En outre, le combat mené par les associations anti-tabac se réfère à un système de valeurs, parfaitement respectable, mais qui peut évoluer. Or où en sera le consensus social concernant la santé d’ici quinze ans ? Personne ne peut le dire.

Par ailleurs, le fait que Sartre fumait, comme Malraux ou Camus, reflète un certain état de notre société, lequel a bien existé. Cela fait partie de la personnalité publique de ces grandes figures culturelles. Leurs portraits sont le reflet d’un moment précis de notre histoire culturelle.

Pour toutes ces raisons, il est absurde, au nom de la lutte contre le tabagisme, de censurer l’histoire.

En menant mes investigations, je pensais que cette situation aurait pu se régler par des ajustements. Or, avec l’aide de juristes, je suis arrivé à la conclusion que seule une initiative législative permettrait d’apporter une solution au problème rencontré, sans dénaturer, pour autant, les principes de la loi du 10 janvier 1991, relative à la lutte contre le tabagisme et l’alcoolisme, dite loi Évin, lesquels doivent être préservés. Ce texte prévoit en effet plusieurs exceptions à l’interdiction de propagande directe ou indirecte pour le tabac. Je propose donc d’ajouter une autre exception, limitée et qui ne s’appliquera qu’aux œuvres culturelles et artistiques, à certaines conditions.

Plus précisément, cette exception concerne, selon l’article unique de la proposition de loi, les « œuvres artistiques et culturelles mises à disposition du public au sein desquelles figurent une image ou une référence liées au tabac, non financées directement ou indirectement par l’industrie du tabac et qui n’ont pas pour objet d’en faire de la publicité ou de la propagande ».

Vous l’avez compris : mon souci est de ne pas porter atteinte aux dispositions de la loi Évin. Je me suis d’ailleurs entretenu avec l’auteur de ce texte, qui s’est dit étonné de l’application excessive qui en est faite.
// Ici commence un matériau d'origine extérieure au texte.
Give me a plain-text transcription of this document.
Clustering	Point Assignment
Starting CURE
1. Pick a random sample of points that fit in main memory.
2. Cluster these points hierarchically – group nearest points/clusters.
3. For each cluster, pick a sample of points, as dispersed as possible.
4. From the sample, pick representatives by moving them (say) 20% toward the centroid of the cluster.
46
Il faut s’interdire de retoucher les œuvres d’art. Car si, aujourd’hui, l’on retouche des affiches ou des reproductions d’œuvres, on peut imaginer que demain – la foi qui anime les associations de lutte contre le tabagisme étant grande et pouvant les emmener assez loin –, on veuille retoucher les œuvres d’art elles-mêmes, des films, des œuvres audiovisuelles, etc.

Si l’on admet un tel principe, il ne faudra pas s’étonner que demain, d’autres groupes de pression, au nom d’autres causes, veuillent porter atteinte à notre héritage culturel. Je vous propose donc, avec ce texte, de renouer avec l’héritage des Lumières, qui est celui de la défense de la liberté d’expression. L’objet de cette proposition de loi est simple et je me réjouis qu’elle puisse cheminer jusqu’à la séance, ce dont je ne m’étais absolument pas douté en la déposant. Je suis heureux, par cette initiative, de me mettre au service du respect de l’intégrité de l’histoire et de la liberté d’expression. Mes collègues du groupe socialiste m’ont approuvé dans ma démarche.

M. Christian Kert, président. Avez-vous insisté sur le fait que pour bénéficier de cette exception, deux conditions doivent être respectées : le non-financement, direct ou indirect, par l’industrie du tabac et le fait que les œuvres en question n’ont pas pour objet de faire la publicité ou la propagande du tabac ? Il est important de le préciser, notamment en ce qui concerne la condition relative au financement par l’industrie du tabac.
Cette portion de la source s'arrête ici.